How high? Well, let’s get some perspective first. HD stock is a premier company. I consider it to be a blue-chip, in that it is a company that will be around for a long time, has very consistent growth and cash flow, and survived the financial crisis with good management.
It isn’t just that Home Depot became a “category killer”, it’s the concept that it became a go-to choice for hardware. Sure, there are competitors, but the days of the neighborhood hardware store are long gone. You don’t say, “I’m off to the hardware store to pick up some widgets”. You say, “I’m off to Home Depot to pick up some widgets” (or whatever big box hardware store in nearby). The brand name itself has replaced the generic term.
Thus, the company has all of these things going for it, which is why I believe HD stock deserves a premium.

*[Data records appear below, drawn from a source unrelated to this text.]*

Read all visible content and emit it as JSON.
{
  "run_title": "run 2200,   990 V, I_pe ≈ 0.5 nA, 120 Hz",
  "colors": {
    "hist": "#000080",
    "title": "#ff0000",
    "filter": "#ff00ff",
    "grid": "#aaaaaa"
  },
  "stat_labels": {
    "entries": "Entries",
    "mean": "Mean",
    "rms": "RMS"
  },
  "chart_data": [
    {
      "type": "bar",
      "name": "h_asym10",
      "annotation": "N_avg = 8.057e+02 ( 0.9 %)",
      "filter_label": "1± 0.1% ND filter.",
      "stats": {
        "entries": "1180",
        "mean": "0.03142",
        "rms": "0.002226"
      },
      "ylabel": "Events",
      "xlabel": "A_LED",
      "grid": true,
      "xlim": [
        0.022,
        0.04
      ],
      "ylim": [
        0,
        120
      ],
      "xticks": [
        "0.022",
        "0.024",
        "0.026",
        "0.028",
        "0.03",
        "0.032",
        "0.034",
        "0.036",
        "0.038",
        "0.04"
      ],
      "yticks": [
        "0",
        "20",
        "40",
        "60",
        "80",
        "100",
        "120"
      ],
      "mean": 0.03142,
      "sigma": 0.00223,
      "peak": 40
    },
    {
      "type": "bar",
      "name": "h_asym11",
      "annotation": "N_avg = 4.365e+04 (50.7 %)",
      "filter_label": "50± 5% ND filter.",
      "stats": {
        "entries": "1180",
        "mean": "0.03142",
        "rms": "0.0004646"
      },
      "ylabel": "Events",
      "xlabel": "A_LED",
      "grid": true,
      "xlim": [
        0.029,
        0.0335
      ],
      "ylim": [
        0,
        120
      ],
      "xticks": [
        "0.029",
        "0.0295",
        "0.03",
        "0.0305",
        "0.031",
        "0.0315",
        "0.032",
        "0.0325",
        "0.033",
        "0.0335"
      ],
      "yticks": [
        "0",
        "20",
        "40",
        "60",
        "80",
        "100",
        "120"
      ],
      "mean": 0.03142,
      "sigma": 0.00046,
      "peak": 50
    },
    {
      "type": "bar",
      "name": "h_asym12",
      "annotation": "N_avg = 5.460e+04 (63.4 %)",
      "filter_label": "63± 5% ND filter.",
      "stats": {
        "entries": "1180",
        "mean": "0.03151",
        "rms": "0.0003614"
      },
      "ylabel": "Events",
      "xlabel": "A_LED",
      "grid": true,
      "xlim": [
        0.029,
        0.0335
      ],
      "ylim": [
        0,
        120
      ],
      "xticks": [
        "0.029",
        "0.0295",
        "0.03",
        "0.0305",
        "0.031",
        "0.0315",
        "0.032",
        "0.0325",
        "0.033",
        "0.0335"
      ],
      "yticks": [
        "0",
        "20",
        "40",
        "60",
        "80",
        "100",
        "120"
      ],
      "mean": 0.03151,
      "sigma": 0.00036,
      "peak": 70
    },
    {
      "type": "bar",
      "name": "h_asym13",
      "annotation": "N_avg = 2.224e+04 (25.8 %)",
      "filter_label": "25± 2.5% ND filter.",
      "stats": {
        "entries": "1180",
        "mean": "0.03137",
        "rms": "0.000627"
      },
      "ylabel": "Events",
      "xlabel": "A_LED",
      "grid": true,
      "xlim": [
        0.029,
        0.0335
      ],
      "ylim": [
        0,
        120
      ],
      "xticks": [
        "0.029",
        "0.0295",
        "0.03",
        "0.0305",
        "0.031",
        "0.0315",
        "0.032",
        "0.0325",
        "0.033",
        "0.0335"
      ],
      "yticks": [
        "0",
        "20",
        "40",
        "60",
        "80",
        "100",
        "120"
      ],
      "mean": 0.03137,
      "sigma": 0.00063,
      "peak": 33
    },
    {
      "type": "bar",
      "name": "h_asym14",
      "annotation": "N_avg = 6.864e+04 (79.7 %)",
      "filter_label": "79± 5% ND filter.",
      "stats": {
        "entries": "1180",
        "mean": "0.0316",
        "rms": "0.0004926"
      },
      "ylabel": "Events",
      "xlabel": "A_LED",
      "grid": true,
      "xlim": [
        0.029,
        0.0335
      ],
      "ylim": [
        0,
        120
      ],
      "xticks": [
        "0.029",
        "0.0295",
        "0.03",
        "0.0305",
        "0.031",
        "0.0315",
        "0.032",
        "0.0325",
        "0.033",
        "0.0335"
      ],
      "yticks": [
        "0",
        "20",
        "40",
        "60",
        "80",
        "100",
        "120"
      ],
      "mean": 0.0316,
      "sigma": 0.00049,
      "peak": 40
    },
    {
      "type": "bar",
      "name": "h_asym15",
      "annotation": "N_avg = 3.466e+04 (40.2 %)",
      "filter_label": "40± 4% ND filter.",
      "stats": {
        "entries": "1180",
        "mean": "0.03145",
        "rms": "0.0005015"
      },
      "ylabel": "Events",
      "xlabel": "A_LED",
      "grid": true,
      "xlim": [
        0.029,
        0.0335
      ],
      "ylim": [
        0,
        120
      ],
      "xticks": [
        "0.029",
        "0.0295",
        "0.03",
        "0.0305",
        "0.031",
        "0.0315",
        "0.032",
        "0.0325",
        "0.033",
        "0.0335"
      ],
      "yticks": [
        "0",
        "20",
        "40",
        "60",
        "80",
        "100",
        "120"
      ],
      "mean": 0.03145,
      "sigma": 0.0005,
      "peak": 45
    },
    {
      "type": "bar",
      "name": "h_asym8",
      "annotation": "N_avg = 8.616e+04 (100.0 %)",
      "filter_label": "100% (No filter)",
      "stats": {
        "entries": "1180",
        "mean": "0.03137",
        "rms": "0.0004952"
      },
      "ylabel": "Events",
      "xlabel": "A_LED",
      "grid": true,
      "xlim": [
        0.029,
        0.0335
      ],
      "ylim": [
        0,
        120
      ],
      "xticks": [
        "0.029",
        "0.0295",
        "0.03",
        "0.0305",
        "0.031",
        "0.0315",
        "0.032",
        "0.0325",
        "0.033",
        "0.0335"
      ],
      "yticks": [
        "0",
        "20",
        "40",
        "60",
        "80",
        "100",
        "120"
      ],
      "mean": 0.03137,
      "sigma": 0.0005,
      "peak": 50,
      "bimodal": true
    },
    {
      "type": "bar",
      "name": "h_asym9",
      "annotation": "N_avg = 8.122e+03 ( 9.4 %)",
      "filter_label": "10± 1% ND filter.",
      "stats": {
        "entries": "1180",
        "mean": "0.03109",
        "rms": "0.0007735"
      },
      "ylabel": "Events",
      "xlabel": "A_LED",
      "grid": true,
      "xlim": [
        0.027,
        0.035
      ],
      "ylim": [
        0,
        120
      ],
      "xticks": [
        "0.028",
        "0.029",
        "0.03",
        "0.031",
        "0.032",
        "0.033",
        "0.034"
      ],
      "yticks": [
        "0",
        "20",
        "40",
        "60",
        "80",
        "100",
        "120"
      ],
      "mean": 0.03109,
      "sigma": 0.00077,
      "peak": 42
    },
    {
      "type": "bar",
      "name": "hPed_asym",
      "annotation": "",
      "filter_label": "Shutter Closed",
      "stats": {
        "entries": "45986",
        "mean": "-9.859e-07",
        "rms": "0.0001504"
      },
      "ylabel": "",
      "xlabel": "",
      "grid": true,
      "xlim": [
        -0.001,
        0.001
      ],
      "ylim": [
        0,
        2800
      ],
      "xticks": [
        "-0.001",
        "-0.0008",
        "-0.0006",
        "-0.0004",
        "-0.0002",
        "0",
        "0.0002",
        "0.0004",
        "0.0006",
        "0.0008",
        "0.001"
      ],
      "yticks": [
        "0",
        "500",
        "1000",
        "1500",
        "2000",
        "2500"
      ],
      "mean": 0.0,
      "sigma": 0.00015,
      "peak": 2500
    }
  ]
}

Home Depot Stock Is Doing Well
If we take a look at the last fiscal year’s numbers, the story is encased within. When it comes to retail stocks like this, the single most important metric outside of cash flow is comparable store sales. It is the only true measure of organic growth, and Home Depot comps came in at 5.6%.
That’s a solid number. Anything above 4% is a solid number. In fact, 5.6% approaches “great”. Digging further, the number of customer transactions increased 2.9% and the average ticket increased 2.7%. Thus, more people came into HD than they did the previous year. That means Home Depot stock either stole market share from competitors, or more people had disposable income and they deliberately chose to spend it in its stores.
Even better, HD stock guided for a 4.6% comp sales increase for FY17. So the expectation is that this trend will continue.
Other great news is that net income grew 13.5%. Now, that’s important because it’s actual cash net income, not earnings-per-share, which can be juiced by buybacks. Not only that, this increase comes on the heels of a 24% increase in debt service to $936 million. So even though interest payments went up by $183 million, Home Depot stock still delivered a $948 million increase in net income.
Bottom Line on HD Stock
Add in the fact that free cash flow grew again to $8.16 billion, and that the dividend (which was raised) is only $3.4 billion, we can see that the $22 billion in debt carried means very little as far as it being any kind of drag.
So with about $8 billion in net income for the year, the problem arises when we look at valuation. At $180 billion market cap, HD stock trades at 22.5x net income.
And that, my friends, is where the problem lies.
A company growing net income at 13.5% annually is a very solid play to begin with. I even give it that brand premium, which I set at 10%. I give it another 10% premium for its consistent and strong free cash flow. So one might argue that a 16.5x valuation is reasonable.
I might even be willing to bump it to 18x or even 19x. But at 22.5x, HD stock is just way too expensive. To get it down to even 18x would mean a market cap shave of 20%, or about $30 per share. So for now, I suggest staying away, but wait for a big correction.
As of this writing, Lawrence Meyers did not hold a position in any of the aforementioned securities.